Organizational culture distinguishes top-performing hospitals in patient outcomes from heart attack
Research Activities, June 2011, No. 370
Hospitals with the lowest mortality rates for patients with acute myocardial infarction (AMI) or heart attack don't differ much from hospitals with high mortality rates in their use of evidence-based protocols and processes. Organizational culture is what distinguishes the top-performing hospitals, according to a new study. The difference in risk-standardized mortality rates (RSMRs) between the highest- and lowest-performing hospitals in the study was approximately 33 percent (average of 13.3 vs. 19.4).
The researchers found that staff at the high-performing hospitals shared organizational values of providing exceptional, high-quality care.

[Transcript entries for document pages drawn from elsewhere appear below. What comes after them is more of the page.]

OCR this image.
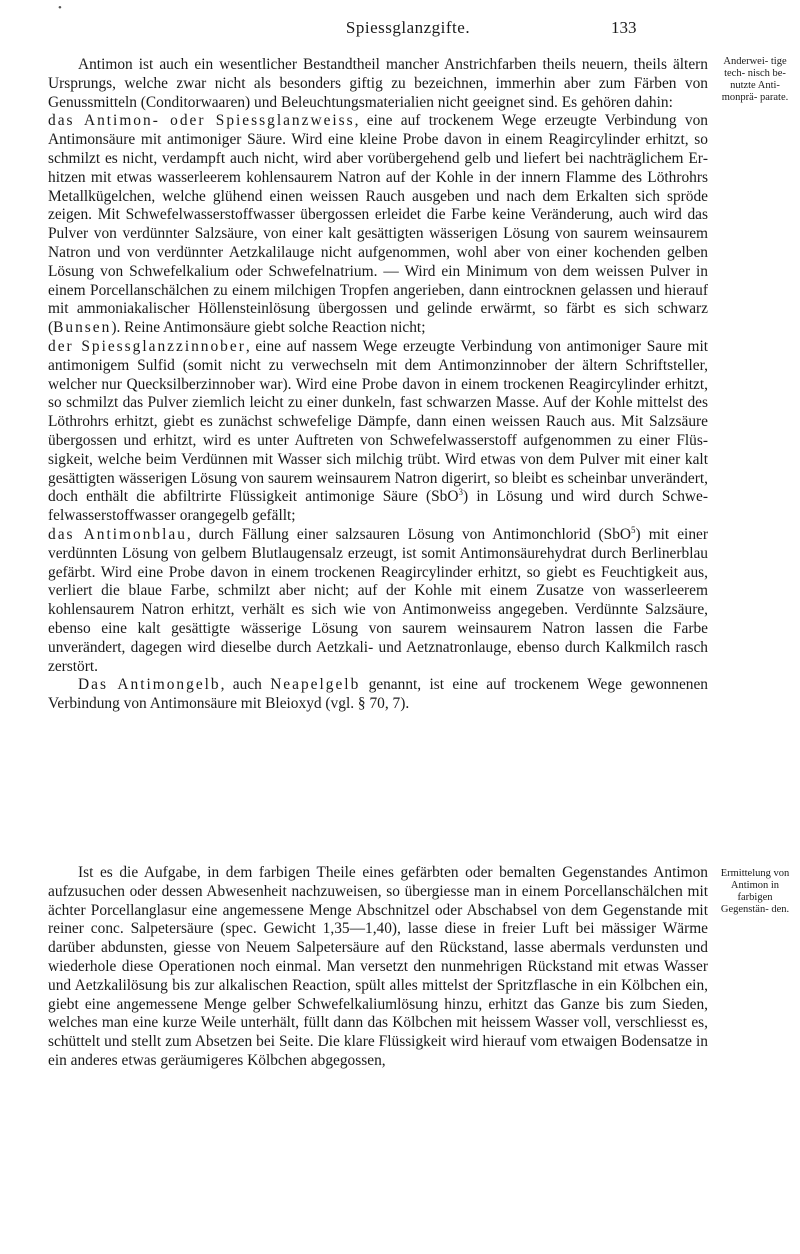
•
Spiessglanzgifte.	133
Anderwei- tige tech- nisch be- nutzte Anti- monprä- parate.

Antimon ist auch ein wesentlicher Bestandtheil mancher Anstrichfarben theils neuern, theils ältern Ursprungs, welche zwar nicht als besonders giftig zu bezeichnen, immerhin aber zum Färben von Genussmitteln (Conditorwaaren) und Beleuchtungsmaterialien nicht geeignet sind. Es gehören dahin:

das Antimon- oder Spiessglanzweiss, eine auf trockenem Wege erzeugte Verbindung von Antimonsäure mit antimoniger Säure. Wird eine kleine Probe davon in einem Reagircylinder erhitzt, so schmilzt es nicht, verdampft auch nicht, wird aber vorübergehend gelb und liefert bei nachträglichem Erhitzen mit etwas wasserleerem kohlensaurem Natron auf der Kohle in der innern Flamme des Löthrohrs Metallkügelchen, welche glühend einen weissen Rauch ausgeben und nach dem Erkalten sich spröde zeigen. Mit Schwefelwasserstoffwasser übergossen erleidet die Farbe keine Veränderung, auch wird das Pulver von verdünnter Salzsäure, von einer kalt gesättigten wässerigen Lösung von saurem weinsaurem Natron und von verdünnter Aetzkalilauge nicht aufgenommen, wohl aber von einer kochenden gelben Lösung von Schwefelkalium oder Schwefelnatrium. — Wird ein Minimum von dem weissen Pulver in einem Porcellanschälchen zu einem milchigen Tropfen angerieben, dann eintrocknen gelassen und hierauf mit ammoniakalischer Höllensteinlösung übergossen und gelinde erwärmt, so färbt es sich schwarz (Bunsen). Reine Antimonsäure giebt solche Reaction nicht;

der Spiessglanzzinnober, eine auf nassem Wege erzeugte Verbindung von antimoniger Saure mit antimonigem Sulfid (somit nicht zu verwechseln mit dem Antimonzinnober der ältern Schriftsteller, welcher nur Quecksilberzinnober war). Wird eine Probe davon in einem trockenen Reagircylinder erhitzt, so schmilzt das Pulver ziemlich leicht zu einer dunkeln, fast schwarzen Masse. Auf der Kohle mittelst des Löthrohrs erhitzt, giebt es zunächst schwefelige Dämpfe, dann einen weissen Rauch aus. Mit Salzsäure übergossen und erhitzt, wird es unter Auftreten von Schwefelwasserstoff aufgenommen zu einer Flüssigkeit, welche beim Verdünnen mit Wasser sich milchig trübt. Wird etwas von dem Pulver mit einer kalt gesättigten wässerigen Lösung von saurem weinsaurem Natron digerirt, so bleibt es scheinbar unverändert, doch enthält die abfiltrirte Flüssigkeit antimonige Säure (SbO$^3$) in Lösung und wird durch Schwefelwasserstoffwasser orangegelb gefällt;

das Antimonblau, durch Fällung einer salzsauren Lösung von Antimonchlorid (SbO$^5$) mit einer verdünnten Lösung von gelbem Blutlaugensalz erzeugt, ist somit Antimonsäurehydrat durch Berlinerblau gefärbt. Wird eine Probe davon in einem trockenen Reagircylinder erhitzt, so giebt es Feuchtigkeit aus, verliert die blaue Farbe, schmilzt aber nicht; auf der Kohle mit einem Zusatze von wasserleerem kohlensaurem Natron erhitzt, verhält es sich wie von Antimonweiss angegeben. Verdünnte Salzsäure, ebenso eine kalt gesättigte wässerige Lösung von saurem weinsaurem Natron lassen die Farbe unverändert, dagegen wird dieselbe durch Aetzkali- und Aetznatronlauge, ebenso durch Kalkmilch rasch zerstört.

Das Antimongelb, auch Neapelgelb genannt, ist eine auf trockenem Wege gewonnenen Verbindung von Antimonsäure mit Bleioxyd (vgl. § 70, 7).

Ermittelung von Antimon in farbigen Gegenstän- den.

Ist es die Aufgabe, in dem farbigen Theile eines gefärbten oder bemalten Gegenstandes Antimon aufzusuchen oder dessen Abwesenheit nachzuweisen, so übergiesse man in einem Porcellanschälchen mit ächter Porcellanglasur eine angemessene Menge Abschnitzel oder Abschabsel von dem Gegenstande mit reiner conc. Salpetersäure (spec. Gewicht 1,35—1,40), lasse diese in freier Luft bei mässiger Wärme darüber abdunsten, giesse von Neuem Salpetersäure auf den Rückstand, lasse abermals verdunsten und wiederhole diese Operationen noch einmal. Man versetzt den nunmehrigen Rückstand mit etwas Wasser und Aetzkalilösung bis zur alkalischen Reaction, spült alles mittelst der Spritzflasche in ein Kölbchen ein, giebt eine angemessene Menge gelber Schwefelkaliumlösung hinzu, erhitzt das Ganze bis zum Sieden, welches man eine kurze Weile unterhält, füllt dann das Kölbchen mit heissem Wasser voll, verschliesst es, schüttelt und stellt zum Absetzen bei Seite. Die klare Flüssigkeit wird hierauf vom etwaigen Bodensatze in ein anderes etwas geräumigeres Kölbchen abgegossen,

In these hospitals, senior management exhibited unwavering commitment to high-quality AMI care through providing adequate financial and nonfinancial resources, by using quality data in their strategic planning, and by fostering staff accountability for poor performance and recognition for high performance.

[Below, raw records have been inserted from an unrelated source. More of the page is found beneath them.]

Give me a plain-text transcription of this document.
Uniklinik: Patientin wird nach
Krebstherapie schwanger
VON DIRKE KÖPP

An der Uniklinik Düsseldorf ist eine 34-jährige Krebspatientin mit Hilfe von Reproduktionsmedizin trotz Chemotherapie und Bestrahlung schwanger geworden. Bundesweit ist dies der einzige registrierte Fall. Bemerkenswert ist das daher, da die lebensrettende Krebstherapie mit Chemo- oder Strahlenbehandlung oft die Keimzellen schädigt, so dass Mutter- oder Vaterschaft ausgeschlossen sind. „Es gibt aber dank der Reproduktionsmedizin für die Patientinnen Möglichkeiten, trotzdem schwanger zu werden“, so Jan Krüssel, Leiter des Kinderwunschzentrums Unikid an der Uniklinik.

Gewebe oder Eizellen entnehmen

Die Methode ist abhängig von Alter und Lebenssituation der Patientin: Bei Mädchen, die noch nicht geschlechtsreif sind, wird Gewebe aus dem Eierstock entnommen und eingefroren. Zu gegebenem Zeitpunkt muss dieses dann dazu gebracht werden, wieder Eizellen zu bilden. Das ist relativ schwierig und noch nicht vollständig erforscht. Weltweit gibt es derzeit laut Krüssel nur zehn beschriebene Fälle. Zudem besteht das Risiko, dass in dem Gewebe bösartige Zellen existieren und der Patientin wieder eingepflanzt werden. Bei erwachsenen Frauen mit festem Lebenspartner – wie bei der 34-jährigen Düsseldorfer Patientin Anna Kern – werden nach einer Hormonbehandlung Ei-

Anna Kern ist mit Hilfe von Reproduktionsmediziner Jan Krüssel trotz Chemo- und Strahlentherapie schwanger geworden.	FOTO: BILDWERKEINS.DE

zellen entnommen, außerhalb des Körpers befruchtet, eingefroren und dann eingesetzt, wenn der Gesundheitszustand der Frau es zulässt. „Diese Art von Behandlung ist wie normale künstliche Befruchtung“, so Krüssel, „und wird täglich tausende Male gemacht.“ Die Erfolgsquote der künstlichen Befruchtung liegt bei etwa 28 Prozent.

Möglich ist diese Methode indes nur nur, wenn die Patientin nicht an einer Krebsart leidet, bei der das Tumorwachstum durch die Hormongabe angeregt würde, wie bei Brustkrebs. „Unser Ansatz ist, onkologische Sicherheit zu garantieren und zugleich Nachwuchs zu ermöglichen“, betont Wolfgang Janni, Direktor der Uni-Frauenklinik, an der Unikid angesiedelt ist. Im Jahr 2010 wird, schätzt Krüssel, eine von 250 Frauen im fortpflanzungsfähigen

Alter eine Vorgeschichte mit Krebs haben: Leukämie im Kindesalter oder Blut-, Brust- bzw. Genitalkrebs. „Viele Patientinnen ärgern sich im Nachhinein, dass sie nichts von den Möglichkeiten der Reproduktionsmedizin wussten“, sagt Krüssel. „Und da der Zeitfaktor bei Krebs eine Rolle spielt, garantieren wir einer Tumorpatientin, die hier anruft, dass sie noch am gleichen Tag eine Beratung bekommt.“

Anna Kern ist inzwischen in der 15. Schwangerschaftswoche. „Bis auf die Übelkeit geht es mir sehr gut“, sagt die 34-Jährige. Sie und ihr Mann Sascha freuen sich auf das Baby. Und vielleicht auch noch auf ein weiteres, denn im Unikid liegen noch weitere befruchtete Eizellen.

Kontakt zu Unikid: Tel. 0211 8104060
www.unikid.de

Low-performing hospitals were more likely to have the sporadic involvement of senior management and allocate insufficient resources to accomplish quality goals. High-performing hospitals were more likely to have physician-champions for quality AMI care, empower their nurses, and involve pharmacists in patient care. Low-performing hospitals typically were inconsistent in treating nurses as valued members of a team, and had narrowly defined roles for pharmacists. Finally, coordination among teams and units and innovative problem-solving by front-line staff were routine in the high-performing hospitals.
The researchers listed hospitals by their AMI 30-day RSMRs from the Centers for Medicare & Medicaid Services' Hospital Compare database for 2005 to 2006 and 2006 to 2007. Hospitals that were in either the top or bottom 5 percent for both time periods were selected. The researchers conducted site visits at 11 hospitals (7 high-performing and 4 low-performing), interviewing a total of 158 staff members (physicians, nurses, administrators, and other clinical staff) who were most involved in AMI care. The study was funded in part by the Agency for Healthcare Research and Quality (HS16929).
More details are in "What distinguishes top-performing hospitals in acute myocardial infarction mortality rates? A qualitative study," by Leslie A. Curry, Ph.D., Erica Spatz, M.D., Emily Cherlin, Ph.D., M.S.W., Harlan M. Krumholz, M.D., S.M., Elizabeth H. Bradley, Ph.D., and others in the March 15, 2011, Annals of Internal Medicine 154(6), pp. 384-390.